How much would you expect to pay for this incredible experience? 150 euro? 100 euro? 75 euro? No! Now, for the low low price of 50 euro you too can experience this once in a lifetime grant of access, power and privilege, and for four whole days!
But wait! There’s more! The more part for me turned out to be some bad math. Now that I was out of rupees, I was no longer hood-rich. 50 Euro, well that actually ends up being something like 73 dollars. 73 dollars to go to the museum? I don’t think I spent 70 dollars in two weeks in India. Now I didn’t feel so smart. But I was going to make this work. In four days, I would go to as many museums as I could. At the bare minimum, calculated by what the entrance fees would have been, I resolved to make at least 1 euro profit off my purchase. It was off to the races!
Day 1: Head Explosion & Aftermath
I decided to start at the center and work my way outward. First stop had to be the mother of all museums, the Louvre.

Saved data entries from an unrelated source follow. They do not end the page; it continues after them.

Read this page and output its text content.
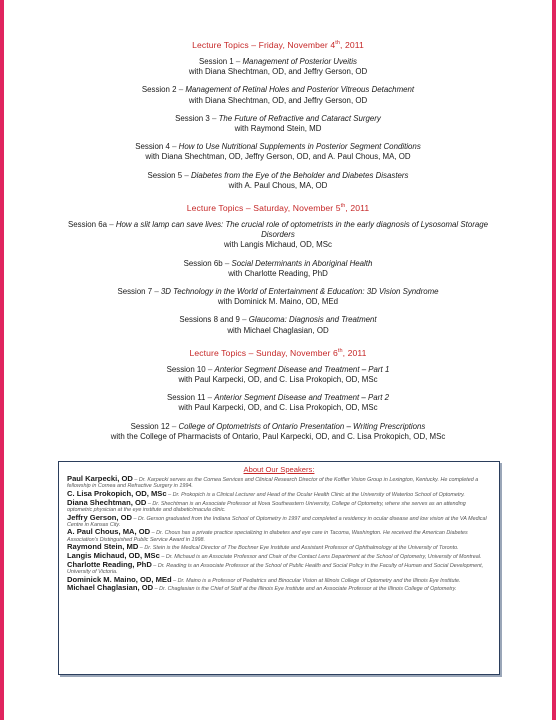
Lecture Topics – Friday, November 4th, 2011
Session 1 – Management of Posterior Uveitis
with Diana Shechtman, OD, and Jeffry Gerson, OD
Session 2 – Management of Retinal Holes and Posterior Vitreous Detachment
with Diana Shechtman, OD, and Jeffry Gerson, OD
Session 3 – The Future of Refractive and Cataract Surgery
with Raymond Stein, MD
Session 4 – How to Use Nutritional Supplements in Posterior Segment Conditions
with Diana Shechtman, OD, Jeffry Gerson, OD, and A. Paul Chous, MA, OD
Session 5 – Diabetes from the Eye of the Beholder and Diabetes Disasters
with A. Paul Chous, MA, OD
Lecture Topics – Saturday, November 5th, 2011
Session 6a – How a slit lamp can save lives: The crucial role of optometrists in the early diagnosis of Lysosomal Storage Disorders
with Langis Michaud, OD, MSc
Session 6b – Social Determinants in Aboriginal Health
with Charlotte Reading, PhD
Session 7 – 3D Technology in the World of Entertainment & Education: 3D Vision Syndrome
with Dominick M. Maino, OD, MEd
Sessions 8 and 9 – Glaucoma: Diagnosis and Treatment
with Michael Chaglasian, OD
Lecture Topics – Sunday, November 6th, 2011
Session 10 – Anterior Segment Disease and Treatment – Part 1
with Paul Karpecki, OD, and C. Lisa Prokopich, OD, MSc
Session 11 – Anterior Segment Disease and Treatment – Part 2
with Paul Karpecki, OD, and C. Lisa Prokopich, OD, MSc
Session 12 – College of Optometrists of Ontario Presentation – Writing Prescriptions
with the College of Pharmacists of Ontario, Paul Karpecki, OD, and C. Lisa Prokopich, OD, MSc
About Our Speakers:
Paul Karpecki, OD – Dr. Karpecki serves as the Cornea Services and Clinical Research Director of the Koffler Vision Group in Lexington, Kentucky. He completed a fellowship in Cornea and Refractive Surgery in 1994.
C. Lisa Prokopich, OD, MSc – Dr. Prokopich is a Clinical Lecturer and Head of the Ocular Health Clinic at the University of Waterloo School of Optometry.
Diana Shechtman, OD – Dr. Shechtman is an Associate Professor at Nova Southeastern University, College of Optometry, where she serves as an attending optometric physician at the eye institute and diabetic/macula clinic.
Jeffry Gerson, OD – Dr. Gerson graduated from the Indiana School of Optometry in 1997 and completed a residency in ocular disease and low vision at the VA Medical Centre in Kansas City.
A. Paul Chous, MA, OD – Dr. Chous has a private practice specializing in diabetes and eye care in Tacoma, Washington. He received the American Diabetes Association's Distinguished Public Service Award in 1998.
Raymond Stein, MD – Dr. Stein is the Medical Director of The Bochner Eye Institute and Assistant Professor of Ophthalmology at the University of Toronto.
Langis Michaud, OD, MSc – Dr. Michaud is an Associate Professor and Chair of the Contact Lens Department at the School of Optometry, University of Montreal.
Charlotte Reading, PhD – Dr. Reading is an Associate Professor at the School of Public Health and Social Policy in the Faculty of Human and Social Development, University of Victoria.
Dominick M. Maino, OD, MEd – Dr. Maino is a Professor of Pediatrics and Binocular Vision at Illinois College of Optometry and the Illinois Eye Institute.
Michael Chaglasian, OD – Dr. Chaglasian is the Chief of Staff at the Illinois Eye Institute and an Associate Professor at the Illinois College of Optometry.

I had been there before and been destroyed by this museum. Unable to get out of the ancient Sumerian section. The vastness just too much for me to get my head around. This time I would do a quick run by the greatest hits in antiquity sculpture and then take down all of renaissance painting. Furthermore, I would take no pictures in this museum. Everything in the Louvre already had a million fucking pictures of it; I’d just download some when I got home. (Note to tourists everywhere: please stop taking pictures of yourself in front of famous works of art. Your mug, or heaven forbid you imitating the poses in the artwork, does not improve the view). That would save me hours I could plow back into another museum.
But it was amateur night at the Apollo for me on day 1. Stopped to read a few info placards and then never made it to paintings. Got totally sandtrapped in Ancient Egyptians, and then had to stop to stare at the Michelangelos for the rest of the afternoon.
The Louvre was like a house where the people were on vacation – or maybe they had disappeared mysteriously in their prime and left all their treasures out. What does a once great people, now ancient and extinct, leave behind? First of all, their laws, written in stone. Second of all, really large portraits and statues of themselves. (The Egyptian king always shown as an extra large man but what if that had been literal, not symbolic? Now that would be great surprise archeological find.
And then there was Michelangelo. His slave dying statue was juxtaposed against alot of cold Greco Roman sculpture in the hall before, and it was great placement because it allowed you to directly experience the break between classical and renaissance for yourself. Same styles and materials as the Romans, but Mickey manages to make it erotic, intimate, attenuated, the usual expression of Greek detachment transformed into sleepy common sensuality. The greek statues are largely naked but the slave statue is partially clothed, undressing himself, kinda touching himself really; pretty sexy for the sixteen hundreds. Looking at this statue, there’s no way in hell Michelangelo was not seriously doing – or trying to do – whoever that model was.